Nous voyions toute sorte de gens défiler, surtout que le milieu de la nuit était arrivé et avec lui tous les accidents de la route causés par un trop taux d'alcool dans le sang. Ce n'est qu'à l'aube qu'un médecin vint nous réveiller.
« -Vous êtes bien les proches de Svetlana Victorovna Perova ?
-Oui ?
-Vous pouvez aller la voir. Je vous préviens elle est dans un mauvais état, cela risque de vous être difficile à voir.
-J'y tiens.
-Moi aussi.
-Très bien. Nous avons pu recoudre toutes ses blessures mais mettre les plâtres est encore impossible : certaines plaies ne sont pas cicatrisées. Dans quelques jours nous pourrons, j'espère.
-Et ses chances de survie ?
-Elle s'en sortira. Je ne sais pas par contre si elle pourra retrouver sa mobilité à cent pour cent. Les blessures sont assez spectaculaires, je vous préviens. » Il s'arrêta devant la porte numérotée deux-cent-vingt-et-un. « Une seule personne à la fois.
-Vas-y Laila.
-Merci. » Soufflai-je à l'intention de Florian avant d'entrer dans la chambre. Elle était plongée dans la pénombre mais je pouvais quand même la voir, voir son corps recouvert de blessures, de point de suture. Je failli vomir à la vue de toutes ces plaies. Je ravalai mes larmes et m'assis au chevet de Svetlana. Je pris sa main dans les miennes et la serra.
« -Je suis désolée de ne pas avoir réagis. J'aura dû dire quelque chose mais j'en étais incapable. » Je fis une pause. « Tu ne me rends pas indifférente, en réalité tu me fais beaucoup d'effet. Est vraiment de l'amour ? Je n'en ai aucune idée.
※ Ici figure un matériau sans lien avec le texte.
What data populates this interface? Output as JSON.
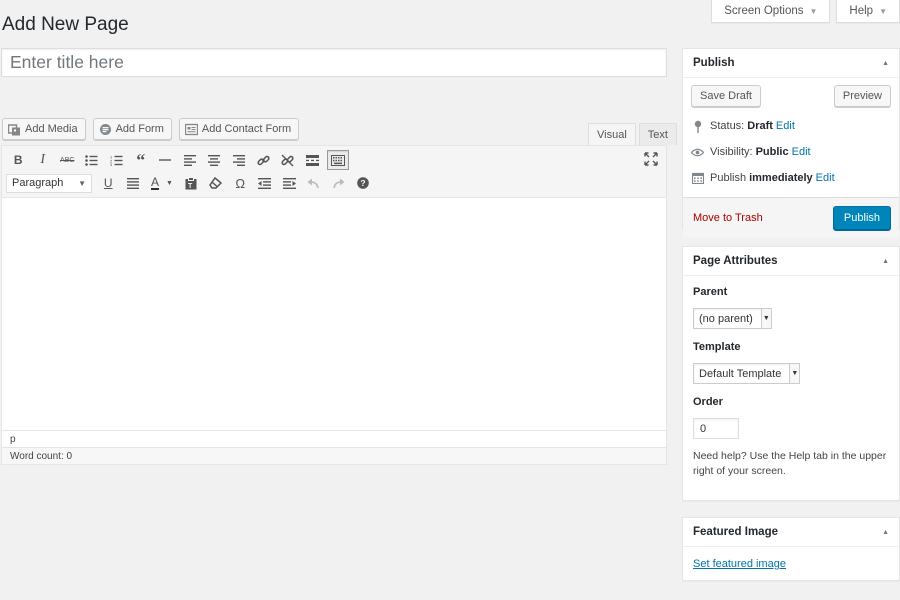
{
  "screen_tabs": {
    "screen_options": "Screen Options",
    "help": "Help"
  },
  "page_title": "Add New Page",
  "title_input": {
    "placeholder": "Enter title here",
    "value": ""
  },
  "media_buttons": {
    "add_media": "Add Media",
    "add_form": "Add Form",
    "add_contact_form": "Add Contact Form"
  },
  "editor_tabs": {
    "visual": "Visual",
    "text": "Text",
    "active": "visual"
  },
  "toolbar": {
    "row1_icons": [
      "bold-icon",
      "italic-icon",
      "strikethrough-icon",
      "bullet-list-icon",
      "numbered-list-icon",
      "blockquote-icon",
      "horizontal-rule-icon",
      "align-left-icon",
      "align-center-icon",
      "align-right-icon",
      "insert-link-icon",
      "remove-link-icon",
      "read-more-icon",
      "toolbar-toggle-icon"
    ],
    "format_select": "Paragraph",
    "row2_icons": [
      "underline-icon",
      "justify-icon",
      "text-color-icon",
      "paste-text-icon",
      "clear-formatting-icon",
      "special-character-icon",
      "outdent-icon",
      "indent-icon",
      "undo-icon",
      "redo-icon",
      "keyboard-shortcuts-icon"
    ]
  },
  "editor": {
    "path": "p",
    "word_count": "Word count: 0"
  },
  "publish_box": {
    "title": "Publish",
    "save_draft": "Save Draft",
    "preview": "Preview",
    "status_label": "Status:",
    "status_value": "Draft",
    "visibility_label": "Visibility:",
    "visibility_value": "Public",
    "publish_label": "Publish",
    "publish_value": "immediately",
    "edit": "Edit",
    "move_to_trash": "Move to Trash",
    "publish_button": "Publish"
  },
  "page_attributes": {
    "title": "Page Attributes",
    "parent_label": "Parent",
    "parent_value": "(no parent)",
    "template_label": "Template",
    "template_value": "Default Template",
    "order_label": "Order",
    "order_value": "0",
    "help_text": "Need help? Use the Help tab in the upper right of your screen."
  },
  "featured_image": {
    "title": "Featured Image",
    "set_link": "Set featured image"
  },
  "colors": {
    "primary": "#0085ba",
    "link": "#0073aa",
    "trash": "#aa0000",
    "background": "#f1f1f1"
  }
}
L'amour est un fruit qui se cultive doucement, il faut le chouchouter, il n'est pas directement à maturité. Mais quand tu m'as embrassée j'ai sentis quelque chose que je n'avais jamais ressenti auparavant. C'était puissant et délicieux. J'aimerai tellement recommencer. Mon Dieu Svetlana je t'en supplie, réveille-toi. » J'éclatai en sanglots avant de sombrer dans un sommeil sans rêves. Ce fut Florian qui me réveilla.
« -J'ai dormi combien de temps ? » Demandai-je, encore un peu dans les vapes.
« -Trois heures, il est neuve heure. Rentre chez toi je vais te remplacer.
-D'accord merci beaucoup de ton soutien.
-C'est normal. Tu as cours ?
-Que cet après-midi, de toute façon je dois rentrer chez moi pour prendre mes affaires et puis me doucher aussi parce que là c'est une catastrophe.
-Je confirme oui. » Nous rigolâmes un peu mais la fatigue s'entendait dans nos voix et se voyaient dans nos gestes.
« -J'y vais. Je viendrai peut-être ce soir.
-Je vais demander au médecin de me prévenir s'il y a du nouveau pour que tu ne sois pas dérangée en cours.
-D'accord, envoie-moi un message quand même. A plus tard.
-A plus. » Je sortis de la chambre puis de l'hôpital et partis vers le bus pour rentrer chez moi.
Une heure plus tard j'ouvris la porte de mon grand appartement ; personne heureusement. J'enlevai mes chaussures et partis dans ma chambre. Je fis mon sac, fixai mon réveil pour midi trente et m'endormis.